CRM is a strategic tool for marketers to acquire customers, retain them, and
maintain long-term profitable relationships with them. It uses information
technology to achieve these objectives. Competitive pressures have led
marketers to realize the necessity of customer retention to survive in a
deregulated economy. CRM has enabled the shift in approach from being
product-centric to being customer-centric. In addition to maximizing
customer value, CRM helps marketers to cross-sell products, achieve
long-term profitability, and build the brand.
Relationship marketing is concerned with relationships that exist between
any two stakeholders of a business. It involves relationship building with
both external customers and internal customers. In an organization,
relationship marketing can be at one of the following five levels -- basic,
reactive, accountability, proactive, and partnership levels. One-to-one
marketing essentially involves knowing about each and every possible need of
the targeted customers and developing tailor-made solutions for them. To
implement one-to-one marketing, the marketer needs to identify the target
customers, differentiate them into groups, interact with each customer
group, and provide customized products and solutions in a cost-effective
manner. This can be done using the technique of mass customization.

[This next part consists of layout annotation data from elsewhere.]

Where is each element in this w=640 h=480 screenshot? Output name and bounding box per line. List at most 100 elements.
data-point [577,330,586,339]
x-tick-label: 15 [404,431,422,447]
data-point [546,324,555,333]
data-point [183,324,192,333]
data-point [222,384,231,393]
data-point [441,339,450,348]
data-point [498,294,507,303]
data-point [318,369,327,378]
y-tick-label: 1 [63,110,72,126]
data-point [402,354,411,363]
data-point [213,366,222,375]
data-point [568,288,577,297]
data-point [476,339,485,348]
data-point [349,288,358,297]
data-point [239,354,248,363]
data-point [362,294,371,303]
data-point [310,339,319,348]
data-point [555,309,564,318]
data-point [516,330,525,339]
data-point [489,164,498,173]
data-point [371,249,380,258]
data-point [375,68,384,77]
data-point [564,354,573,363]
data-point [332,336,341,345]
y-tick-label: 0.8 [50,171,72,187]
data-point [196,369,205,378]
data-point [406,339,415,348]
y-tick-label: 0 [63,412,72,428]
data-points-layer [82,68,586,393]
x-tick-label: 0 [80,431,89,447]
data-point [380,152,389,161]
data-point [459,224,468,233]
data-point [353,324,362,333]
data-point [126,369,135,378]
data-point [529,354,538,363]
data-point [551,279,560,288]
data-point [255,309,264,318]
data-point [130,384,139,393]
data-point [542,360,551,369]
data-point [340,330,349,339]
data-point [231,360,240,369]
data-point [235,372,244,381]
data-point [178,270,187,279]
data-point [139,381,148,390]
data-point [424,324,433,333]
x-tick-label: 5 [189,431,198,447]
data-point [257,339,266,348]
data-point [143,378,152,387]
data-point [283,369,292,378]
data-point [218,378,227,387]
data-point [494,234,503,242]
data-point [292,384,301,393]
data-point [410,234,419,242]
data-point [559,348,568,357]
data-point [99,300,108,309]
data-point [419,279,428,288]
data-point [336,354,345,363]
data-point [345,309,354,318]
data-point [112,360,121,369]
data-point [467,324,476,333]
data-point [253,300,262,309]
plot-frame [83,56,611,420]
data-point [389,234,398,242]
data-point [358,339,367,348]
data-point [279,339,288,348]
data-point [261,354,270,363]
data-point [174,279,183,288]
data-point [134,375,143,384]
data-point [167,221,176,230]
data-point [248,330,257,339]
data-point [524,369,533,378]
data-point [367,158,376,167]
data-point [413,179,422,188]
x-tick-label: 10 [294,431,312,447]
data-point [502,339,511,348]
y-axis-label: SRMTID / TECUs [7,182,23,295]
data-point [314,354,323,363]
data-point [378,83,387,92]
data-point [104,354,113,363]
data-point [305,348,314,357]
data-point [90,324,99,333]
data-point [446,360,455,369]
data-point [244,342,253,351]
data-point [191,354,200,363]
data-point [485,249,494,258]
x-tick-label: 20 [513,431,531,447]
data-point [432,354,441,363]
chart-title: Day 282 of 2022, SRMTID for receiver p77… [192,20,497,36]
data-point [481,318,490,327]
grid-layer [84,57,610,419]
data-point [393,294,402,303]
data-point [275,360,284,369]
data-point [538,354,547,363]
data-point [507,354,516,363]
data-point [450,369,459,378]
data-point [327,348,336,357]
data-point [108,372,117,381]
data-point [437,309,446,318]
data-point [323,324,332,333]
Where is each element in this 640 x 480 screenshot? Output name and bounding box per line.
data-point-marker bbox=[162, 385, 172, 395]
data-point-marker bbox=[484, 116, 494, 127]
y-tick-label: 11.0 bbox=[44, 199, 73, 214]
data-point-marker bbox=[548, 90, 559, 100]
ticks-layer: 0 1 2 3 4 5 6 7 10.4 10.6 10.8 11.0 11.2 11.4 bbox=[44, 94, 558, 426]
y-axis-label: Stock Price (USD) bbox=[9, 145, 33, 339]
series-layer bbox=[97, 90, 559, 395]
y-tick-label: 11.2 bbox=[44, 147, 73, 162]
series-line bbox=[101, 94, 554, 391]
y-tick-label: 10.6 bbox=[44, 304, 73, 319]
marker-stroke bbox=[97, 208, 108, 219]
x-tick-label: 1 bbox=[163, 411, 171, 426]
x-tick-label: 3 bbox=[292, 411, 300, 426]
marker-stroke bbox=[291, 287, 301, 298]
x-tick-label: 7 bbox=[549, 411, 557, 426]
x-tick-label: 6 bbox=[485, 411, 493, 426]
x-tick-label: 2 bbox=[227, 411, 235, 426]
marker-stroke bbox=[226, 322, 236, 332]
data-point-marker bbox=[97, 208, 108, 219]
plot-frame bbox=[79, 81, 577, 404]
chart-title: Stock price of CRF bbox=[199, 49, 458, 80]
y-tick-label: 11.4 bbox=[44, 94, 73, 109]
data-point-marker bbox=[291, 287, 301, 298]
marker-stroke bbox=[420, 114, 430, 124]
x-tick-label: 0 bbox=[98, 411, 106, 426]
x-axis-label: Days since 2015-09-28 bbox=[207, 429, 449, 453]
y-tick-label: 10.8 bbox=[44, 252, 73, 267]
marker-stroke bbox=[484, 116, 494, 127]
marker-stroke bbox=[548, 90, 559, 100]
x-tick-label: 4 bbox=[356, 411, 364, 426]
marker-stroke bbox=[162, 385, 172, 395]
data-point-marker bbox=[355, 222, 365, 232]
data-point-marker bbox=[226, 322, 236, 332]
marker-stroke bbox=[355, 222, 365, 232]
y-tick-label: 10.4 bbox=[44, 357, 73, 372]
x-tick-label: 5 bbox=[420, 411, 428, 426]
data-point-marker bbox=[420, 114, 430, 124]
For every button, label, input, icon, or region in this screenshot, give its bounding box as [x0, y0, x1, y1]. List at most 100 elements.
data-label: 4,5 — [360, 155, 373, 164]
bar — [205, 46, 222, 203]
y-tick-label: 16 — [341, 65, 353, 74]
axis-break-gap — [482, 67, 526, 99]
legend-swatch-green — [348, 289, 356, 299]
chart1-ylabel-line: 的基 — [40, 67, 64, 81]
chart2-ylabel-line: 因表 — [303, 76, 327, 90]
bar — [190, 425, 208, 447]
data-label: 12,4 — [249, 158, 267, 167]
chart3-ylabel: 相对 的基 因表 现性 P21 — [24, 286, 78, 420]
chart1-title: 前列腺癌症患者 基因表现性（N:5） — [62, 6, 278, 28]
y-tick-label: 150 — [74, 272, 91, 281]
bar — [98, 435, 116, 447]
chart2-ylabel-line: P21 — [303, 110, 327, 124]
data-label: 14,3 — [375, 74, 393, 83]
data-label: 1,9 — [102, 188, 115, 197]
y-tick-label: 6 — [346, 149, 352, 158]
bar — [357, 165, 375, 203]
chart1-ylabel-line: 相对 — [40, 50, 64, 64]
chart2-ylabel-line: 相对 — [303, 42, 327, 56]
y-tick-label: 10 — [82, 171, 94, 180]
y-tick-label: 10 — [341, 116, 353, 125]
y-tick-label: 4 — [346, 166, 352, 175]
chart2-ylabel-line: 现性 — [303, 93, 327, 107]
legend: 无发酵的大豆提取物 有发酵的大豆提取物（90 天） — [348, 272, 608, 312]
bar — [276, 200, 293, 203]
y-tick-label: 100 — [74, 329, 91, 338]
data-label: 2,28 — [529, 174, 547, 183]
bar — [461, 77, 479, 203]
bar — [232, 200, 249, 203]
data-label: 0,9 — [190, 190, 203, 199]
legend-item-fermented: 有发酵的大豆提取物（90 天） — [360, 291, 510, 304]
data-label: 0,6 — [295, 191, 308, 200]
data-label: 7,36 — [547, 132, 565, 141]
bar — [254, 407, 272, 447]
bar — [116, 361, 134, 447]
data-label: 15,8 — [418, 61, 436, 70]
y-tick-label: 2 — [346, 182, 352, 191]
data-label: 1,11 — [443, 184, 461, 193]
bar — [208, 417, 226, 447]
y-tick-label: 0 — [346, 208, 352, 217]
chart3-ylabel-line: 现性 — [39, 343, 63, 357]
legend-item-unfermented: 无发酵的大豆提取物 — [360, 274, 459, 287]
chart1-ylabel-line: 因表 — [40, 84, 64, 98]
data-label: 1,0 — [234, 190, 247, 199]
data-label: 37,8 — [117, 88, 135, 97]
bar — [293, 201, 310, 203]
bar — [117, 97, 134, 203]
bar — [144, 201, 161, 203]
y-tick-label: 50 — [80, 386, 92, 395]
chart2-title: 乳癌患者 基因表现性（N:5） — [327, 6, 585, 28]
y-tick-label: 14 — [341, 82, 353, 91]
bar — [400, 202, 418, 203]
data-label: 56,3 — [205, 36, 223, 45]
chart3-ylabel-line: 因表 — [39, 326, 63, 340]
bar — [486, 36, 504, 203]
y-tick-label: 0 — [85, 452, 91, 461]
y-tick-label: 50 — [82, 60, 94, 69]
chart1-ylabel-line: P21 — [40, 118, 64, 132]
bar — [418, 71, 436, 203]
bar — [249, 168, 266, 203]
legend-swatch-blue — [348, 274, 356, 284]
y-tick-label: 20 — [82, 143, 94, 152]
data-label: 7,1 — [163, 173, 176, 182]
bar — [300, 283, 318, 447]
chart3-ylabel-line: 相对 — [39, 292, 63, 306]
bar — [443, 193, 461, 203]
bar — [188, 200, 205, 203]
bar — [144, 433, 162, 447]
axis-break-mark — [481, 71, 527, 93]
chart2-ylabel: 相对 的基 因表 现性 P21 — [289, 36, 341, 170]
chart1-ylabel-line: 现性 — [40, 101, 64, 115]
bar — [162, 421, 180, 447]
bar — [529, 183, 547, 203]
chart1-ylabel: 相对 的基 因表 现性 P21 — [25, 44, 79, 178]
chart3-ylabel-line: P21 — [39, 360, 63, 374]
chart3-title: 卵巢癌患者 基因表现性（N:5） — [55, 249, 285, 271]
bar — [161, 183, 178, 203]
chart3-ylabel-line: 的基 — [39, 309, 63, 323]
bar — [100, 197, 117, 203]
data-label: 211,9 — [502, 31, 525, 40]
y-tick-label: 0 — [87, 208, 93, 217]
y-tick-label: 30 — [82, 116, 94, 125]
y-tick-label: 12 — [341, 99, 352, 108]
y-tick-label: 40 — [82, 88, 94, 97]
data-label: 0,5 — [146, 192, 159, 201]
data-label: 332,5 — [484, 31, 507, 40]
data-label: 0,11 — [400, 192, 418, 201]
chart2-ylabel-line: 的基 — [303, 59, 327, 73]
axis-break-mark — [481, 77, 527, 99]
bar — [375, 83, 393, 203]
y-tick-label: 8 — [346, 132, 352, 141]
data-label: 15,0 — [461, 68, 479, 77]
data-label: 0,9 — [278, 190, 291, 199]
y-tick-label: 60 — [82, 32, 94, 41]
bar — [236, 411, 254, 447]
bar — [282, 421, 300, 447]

Customer knowledge, customer loyalty, and customer switching are three
important concepts in CRM. The components of customer knowledge can be
classified into three broad categories: knowledge about the customer,
knowledge to support the customer, and knowledge from the customer. Customer
loyalty can be either affirmative loyalty or reluctant loyalty. The level of
affirmative loyalty is influenced not only by traditional factors, such as
customers, product offerings, employees, and measurement systems, but also
on emerging practices such as electronic customer care. Eight different
reasons have been identified for customer switching. They include (a) core
service failures, (b) service encounter failures, (c) price failures, (d)
inconvenience, (e) employee response to service failures, (f) attraction by
competitors, (g) ethical problems, and (h) involuntary switching. The first
five reasons in this list can be addressed through the use of CRM
techniques.
Implementation of CRM includes customer knowledge management, technology
adoption and implementation, and performance measurement. The customer
knowledge management process (journey) is a cycle with four inter-related
steps – developing a customer-focused strategy; developing the customer
buying process; implementing actions, tactics, campaigns; and customer
learning. Technology implementation has become the key to CRM implementation
in an organization as huge volumes of customer data can be stored, managed,
and retrieved using the latest technologies. CRM software tools can be
categorized into operational CRM tools and analytical CRM tools. When the
performance measurement of the CRM activities is done using a carefully
defined basket of metrics, it helps in managing and controlling the CRM
initiatives in the organization. In the future, large enterprises in India
are expected to opt for CRM applications which have pre-built interfaces
with standard ERP applications, while the small and medium business
enterprises may still continue to use stand-alone CRM applications. The
usage of CRM in India is expected to evolve from ensuring operational
efficiency (in customer handling) to yielding strategic benefits -- through
real-time customer segmentation, and co-creation of products with customers.